Sanar se volvió un imperativo moral. No basta con vivir: hay que procesar, entender, cerrar ciclos, identificar patrones y ponerles nombre en inglés. Si no estás sanando algo, parece que estás fallando como adulto consciente.
El problema no es la introspección, es convertirla en tarea infinita. Cuando todo se interpreta como trauma potencial, la vida deja de ser experiencia y se vuelve expediente. Cada emoción se analiza, cada error se patologiza, cada incomodidad se convierte en “algo que trabajar”.
La idea de que todo debe resolverse antes de seguir viviendo es paralizante. Nadie está completamente sano. Nadie llega a un punto final de equilibrio emocional donde ya no se equivoca ni sufre. Esa versión de persona no existe fuera de los reels motivacionales.
Además, sanar se volvió una forma elegante de postergar decisiones difíciles. “No estoy listo” suena más noble que “me da miedo”. A veces no falta sanación, falta acción torpe pero honesta.

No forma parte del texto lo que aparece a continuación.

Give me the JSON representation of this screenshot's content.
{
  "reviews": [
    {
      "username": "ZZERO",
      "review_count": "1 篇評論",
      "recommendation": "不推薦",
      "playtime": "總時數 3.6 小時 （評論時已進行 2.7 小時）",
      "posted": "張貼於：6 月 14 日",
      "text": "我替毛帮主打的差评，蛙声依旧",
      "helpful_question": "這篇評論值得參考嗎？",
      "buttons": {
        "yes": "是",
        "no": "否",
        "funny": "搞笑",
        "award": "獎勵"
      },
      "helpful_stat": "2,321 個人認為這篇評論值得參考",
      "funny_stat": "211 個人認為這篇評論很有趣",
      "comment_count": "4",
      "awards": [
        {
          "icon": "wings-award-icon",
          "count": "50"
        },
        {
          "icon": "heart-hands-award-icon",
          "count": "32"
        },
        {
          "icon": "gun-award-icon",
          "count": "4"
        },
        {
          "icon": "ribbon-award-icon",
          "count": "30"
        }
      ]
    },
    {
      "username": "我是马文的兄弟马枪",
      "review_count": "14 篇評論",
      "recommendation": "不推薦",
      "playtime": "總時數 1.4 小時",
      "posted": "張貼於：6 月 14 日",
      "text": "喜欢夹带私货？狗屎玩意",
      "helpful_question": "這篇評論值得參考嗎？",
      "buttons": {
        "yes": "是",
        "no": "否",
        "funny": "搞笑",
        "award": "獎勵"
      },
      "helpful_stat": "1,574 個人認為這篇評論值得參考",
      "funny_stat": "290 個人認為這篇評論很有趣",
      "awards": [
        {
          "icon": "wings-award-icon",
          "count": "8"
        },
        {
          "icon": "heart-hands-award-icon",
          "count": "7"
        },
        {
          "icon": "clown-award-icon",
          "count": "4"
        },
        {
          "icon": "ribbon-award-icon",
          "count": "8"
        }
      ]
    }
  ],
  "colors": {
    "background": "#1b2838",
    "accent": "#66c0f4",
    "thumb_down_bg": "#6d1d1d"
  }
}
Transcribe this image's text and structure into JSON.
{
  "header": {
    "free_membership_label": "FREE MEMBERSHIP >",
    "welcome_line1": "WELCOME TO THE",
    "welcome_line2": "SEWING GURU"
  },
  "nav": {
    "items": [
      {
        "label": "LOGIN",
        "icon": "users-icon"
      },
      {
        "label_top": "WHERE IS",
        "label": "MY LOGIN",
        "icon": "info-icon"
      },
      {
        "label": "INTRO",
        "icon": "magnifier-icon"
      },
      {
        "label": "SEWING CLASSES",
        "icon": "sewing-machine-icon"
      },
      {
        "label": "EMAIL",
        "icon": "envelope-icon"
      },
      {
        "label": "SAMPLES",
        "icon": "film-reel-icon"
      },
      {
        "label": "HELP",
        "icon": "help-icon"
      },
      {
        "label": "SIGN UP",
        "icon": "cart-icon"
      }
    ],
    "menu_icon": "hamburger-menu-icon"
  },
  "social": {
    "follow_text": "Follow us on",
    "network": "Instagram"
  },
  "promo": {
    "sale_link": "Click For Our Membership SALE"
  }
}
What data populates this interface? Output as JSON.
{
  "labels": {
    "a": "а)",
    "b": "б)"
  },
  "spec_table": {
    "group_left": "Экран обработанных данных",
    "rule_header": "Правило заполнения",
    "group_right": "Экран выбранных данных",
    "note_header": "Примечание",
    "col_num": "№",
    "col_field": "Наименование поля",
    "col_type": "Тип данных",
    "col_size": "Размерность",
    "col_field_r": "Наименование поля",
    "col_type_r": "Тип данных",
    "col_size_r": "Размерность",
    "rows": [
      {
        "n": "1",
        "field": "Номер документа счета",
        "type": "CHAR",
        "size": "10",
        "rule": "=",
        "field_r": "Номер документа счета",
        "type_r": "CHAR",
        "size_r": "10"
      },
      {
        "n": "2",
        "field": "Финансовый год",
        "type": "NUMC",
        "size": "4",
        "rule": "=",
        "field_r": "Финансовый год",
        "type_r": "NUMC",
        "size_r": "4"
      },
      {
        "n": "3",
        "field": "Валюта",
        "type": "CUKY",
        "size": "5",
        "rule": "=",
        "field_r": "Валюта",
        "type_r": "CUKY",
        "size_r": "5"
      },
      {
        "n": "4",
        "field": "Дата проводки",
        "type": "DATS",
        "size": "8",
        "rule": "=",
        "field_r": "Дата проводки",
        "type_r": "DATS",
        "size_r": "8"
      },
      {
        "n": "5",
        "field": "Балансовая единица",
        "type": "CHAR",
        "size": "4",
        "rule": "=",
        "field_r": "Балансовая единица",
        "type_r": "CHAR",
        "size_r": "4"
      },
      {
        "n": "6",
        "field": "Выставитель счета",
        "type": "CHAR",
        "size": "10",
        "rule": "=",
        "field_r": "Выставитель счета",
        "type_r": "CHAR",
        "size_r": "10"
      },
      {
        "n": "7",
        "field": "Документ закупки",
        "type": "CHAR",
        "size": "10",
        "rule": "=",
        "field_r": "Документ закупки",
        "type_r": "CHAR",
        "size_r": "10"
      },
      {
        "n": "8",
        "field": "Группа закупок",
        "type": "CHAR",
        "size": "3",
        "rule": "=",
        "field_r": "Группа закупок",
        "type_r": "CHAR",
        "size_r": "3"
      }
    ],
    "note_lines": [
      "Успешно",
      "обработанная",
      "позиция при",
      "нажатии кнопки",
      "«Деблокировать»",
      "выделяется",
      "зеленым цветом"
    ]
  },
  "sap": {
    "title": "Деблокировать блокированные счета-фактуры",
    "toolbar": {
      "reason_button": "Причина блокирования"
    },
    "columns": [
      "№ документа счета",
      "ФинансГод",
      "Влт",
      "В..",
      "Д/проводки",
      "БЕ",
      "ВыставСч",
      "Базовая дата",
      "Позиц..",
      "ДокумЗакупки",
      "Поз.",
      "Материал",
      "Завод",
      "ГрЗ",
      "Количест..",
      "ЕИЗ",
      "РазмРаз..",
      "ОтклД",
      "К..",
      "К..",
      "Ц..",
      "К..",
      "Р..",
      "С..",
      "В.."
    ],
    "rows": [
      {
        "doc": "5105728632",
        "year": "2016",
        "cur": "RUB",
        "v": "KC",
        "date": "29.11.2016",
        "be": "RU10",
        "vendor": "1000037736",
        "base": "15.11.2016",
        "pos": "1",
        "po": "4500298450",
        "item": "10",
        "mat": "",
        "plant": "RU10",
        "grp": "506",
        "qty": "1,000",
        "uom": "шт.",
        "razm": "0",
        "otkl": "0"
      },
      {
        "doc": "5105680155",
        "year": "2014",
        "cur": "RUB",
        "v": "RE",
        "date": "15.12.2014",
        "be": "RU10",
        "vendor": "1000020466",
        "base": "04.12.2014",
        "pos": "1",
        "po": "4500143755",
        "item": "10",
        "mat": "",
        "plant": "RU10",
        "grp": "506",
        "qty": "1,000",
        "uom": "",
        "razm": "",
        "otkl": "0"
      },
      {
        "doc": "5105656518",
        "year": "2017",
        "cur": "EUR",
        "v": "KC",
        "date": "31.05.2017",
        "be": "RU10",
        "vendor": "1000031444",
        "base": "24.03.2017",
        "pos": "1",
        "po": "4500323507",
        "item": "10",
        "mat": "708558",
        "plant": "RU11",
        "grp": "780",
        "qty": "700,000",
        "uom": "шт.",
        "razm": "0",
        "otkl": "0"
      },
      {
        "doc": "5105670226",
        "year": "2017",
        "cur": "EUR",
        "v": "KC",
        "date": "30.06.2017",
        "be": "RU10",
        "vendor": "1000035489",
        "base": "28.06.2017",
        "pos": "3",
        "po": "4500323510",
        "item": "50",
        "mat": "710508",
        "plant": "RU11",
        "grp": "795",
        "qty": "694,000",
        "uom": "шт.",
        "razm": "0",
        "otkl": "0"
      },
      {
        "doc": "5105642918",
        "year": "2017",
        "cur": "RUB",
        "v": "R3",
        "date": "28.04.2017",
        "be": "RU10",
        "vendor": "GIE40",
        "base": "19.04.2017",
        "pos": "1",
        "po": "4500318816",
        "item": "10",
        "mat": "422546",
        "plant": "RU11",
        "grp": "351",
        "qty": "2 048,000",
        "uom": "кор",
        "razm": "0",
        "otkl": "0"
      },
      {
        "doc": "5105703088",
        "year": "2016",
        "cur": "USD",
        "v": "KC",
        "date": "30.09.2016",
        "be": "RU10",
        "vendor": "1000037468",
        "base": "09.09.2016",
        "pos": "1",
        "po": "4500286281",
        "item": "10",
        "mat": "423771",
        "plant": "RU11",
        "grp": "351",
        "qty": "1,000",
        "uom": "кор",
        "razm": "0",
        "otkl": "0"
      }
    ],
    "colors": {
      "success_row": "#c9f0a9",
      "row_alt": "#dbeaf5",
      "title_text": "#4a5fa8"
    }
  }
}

Hay cosas que no se curan pensando, sino viviendo distinto. Hay duelos que no se cierran, solo se acomodan. Hay inseguridades que no desaparecen, pero dejan de mandar.
La sanación no es limpieza total, es convivencia. Aprender a moverte con tus grietas sin que definan cada paso. Y aceptar que algunas preguntas no tienen respuesta terapéutica, solo continuidad.